Wharton professor Jeremy Siegel said on Friday that he is not ruling out an interest- rate cut by the Federal Reserve by the end of the year, despite market expectations. 

Traders in federal funds futures are pricing in a scant 1% chance that the central bank will lower its key interest rate from the current range of 5% to 5.25%, according to CME FedWatch.   

The U.S. central bankers penciled in two more rate hikes this year in their “dot plot” forecast at the most recent monetary-policy meeting in June.

“Coming into a political year, and it seems that we are already in a political year, if we get some soft data, if we get some worrisome employment data, if we get a negative jobs report, you are going to have political pressure,” Siegel said in an interview with CNBC on Friday. 

Siegel said he thinks the true rate of inflation has already fallen to the Fed-targeted 2% on a year-over-year basis, if calculated with real rental and shelter prices. While the core of the PCE index, the Fed’s preferred inflation gauge, still stood at around 4.6% in May, the Fed “also knows that lower data is going to come in the second half of the year,” according to Siegel. 

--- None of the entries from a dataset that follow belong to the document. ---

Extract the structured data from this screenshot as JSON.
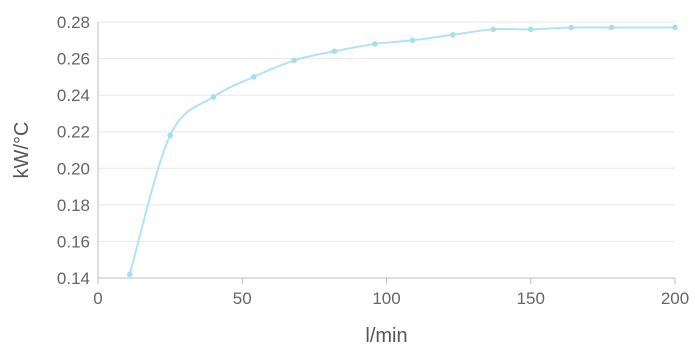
{
  "chart_data": {
    "type": "line",
    "title": "",
    "xlabel": "l/min",
    "ylabel": "kW/°C",
    "xlim": [
      0,
      200
    ],
    "ylim": [
      0.14,
      0.28
    ],
    "x_ticks": [
      0,
      50,
      100,
      150,
      200
    ],
    "y_ticks": [
      0.14,
      0.16,
      0.18,
      0.2,
      0.22,
      0.24,
      0.26,
      0.28
    ],
    "x_tick_labels": [
      "0",
      "50",
      "100",
      "150",
      "200"
    ],
    "y_tick_labels": [
      "0.14",
      "0.16",
      "0.18",
      "0.20",
      "0.22",
      "0.24",
      "0.26",
      "0.28"
    ],
    "grid": true,
    "legend": "none",
    "colors": {
      "line": "#b3e1f6",
      "marker": "#a9dcf3",
      "grid": "#e8e8e8",
      "axis": "#bfbfbf"
    },
    "series": [
      {
        "x": [
          11,
          25,
          40,
          54,
          68,
          82,
          96,
          109,
          123,
          137,
          150,
          164,
          178,
          200
        ],
        "y": [
          0.142,
          0.218,
          0.239,
          0.25,
          0.259,
          0.264,
          0.268,
          0.27,
          0.273,
          0.276,
          0.276,
          0.277,
          0.277,
          0.277
        ]
      }
    ]
  }
}
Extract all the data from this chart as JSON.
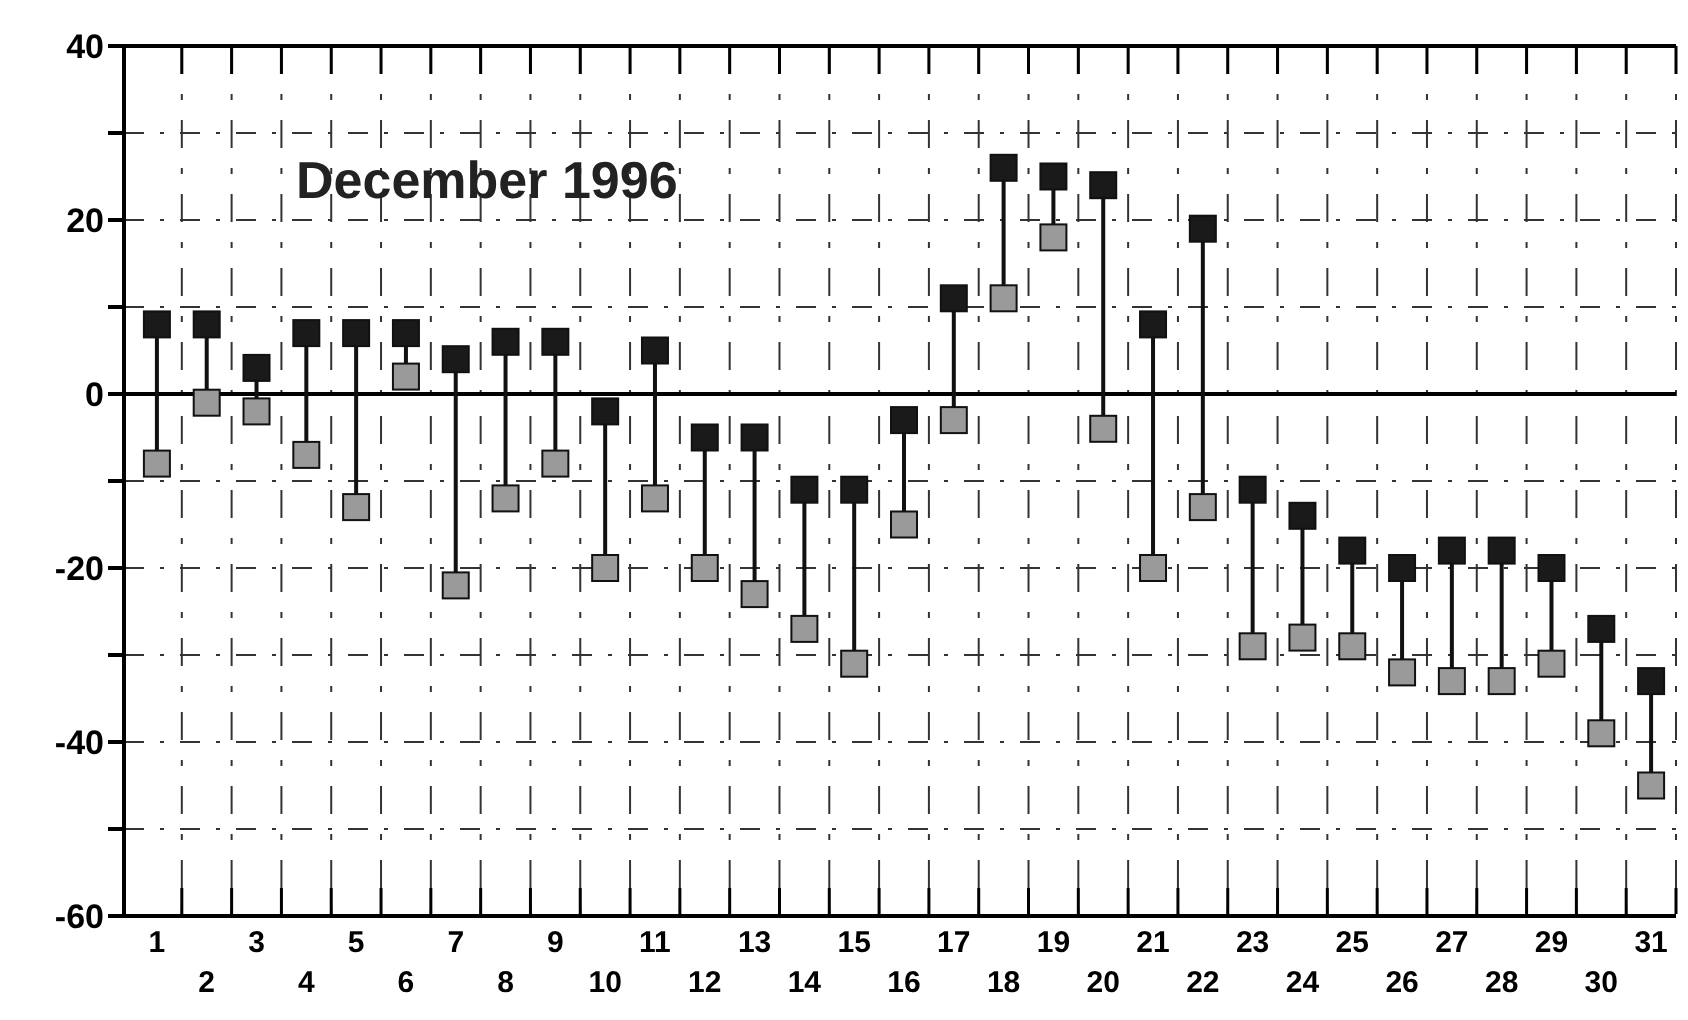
{
  "chart_data": {
    "type": "scatter",
    "title": "December 1996",
    "categories": [
      "1",
      "2",
      "3",
      "4",
      "5",
      "6",
      "7",
      "8",
      "9",
      "10",
      "11",
      "12",
      "13",
      "14",
      "15",
      "16",
      "17",
      "18",
      "19",
      "20",
      "21",
      "22",
      "23",
      "24",
      "25",
      "26",
      "27",
      "28",
      "29",
      "30",
      "31"
    ],
    "series": [
      {
        "color": "#1a1a1a",
        "values": [
          8,
          8,
          3,
          7,
          7,
          7,
          4,
          6,
          6,
          -2,
          5,
          -5,
          -5,
          -11,
          -11,
          -3,
          11,
          26,
          25,
          24,
          8,
          19,
          -11,
          -14,
          -18,
          -20,
          -18,
          -18,
          -20,
          -27,
          -33
        ]
      },
      {
        "color": "#9a9a9a",
        "values": [
          -8,
          -1,
          -2,
          -7,
          -13,
          2,
          -22,
          -12,
          -8,
          -20,
          -12,
          -20,
          -23,
          -27,
          -31,
          -15,
          -3,
          11,
          18,
          -4,
          -20,
          -13,
          -29,
          -28,
          -29,
          -32,
          -33,
          -33,
          -31,
          -39,
          -45
        ]
      }
    ],
    "ylim": [
      -60,
      40
    ],
    "yticks": [
      {
        "value": -60,
        "label": "-60"
      },
      {
        "value": -50,
        "label": null
      },
      {
        "value": -40,
        "label": "-40"
      },
      {
        "value": -30,
        "label": null
      },
      {
        "value": -20,
        "label": "-20"
      },
      {
        "value": -10,
        "label": null
      },
      0,
      {
        "value": 10,
        "label": null
      },
      20,
      {
        "value": 30,
        "label": null
      },
      40
    ],
    "grid": true,
    "marker": "square",
    "ref_lines": [
      {
        "axis": "y",
        "value": 0
      }
    ]
  }
}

See: Fed-preferred PCE gauge shows lowest U.S. inflation rate since April 2021

Also: U.S. consumer sentiment climbs to 4-month high on slower inflation and end of debt-ceiling fight

While Siegel said the balance of risks tilts more to the downside than the upside in the second half of the year, the stock market’s upward momentum could continue. “I don’t see the short-run trend breaking at any point soon,” Siegel said. 

U.S. stocks rallied Friday to close out the first half of this year, with the Dow Jones Industrial Average

up 3.8% to date in 2023. The S&P 500

has jumped 15.9% and the Nasdaq Composite

has surged 31.7%, according to FactSet data.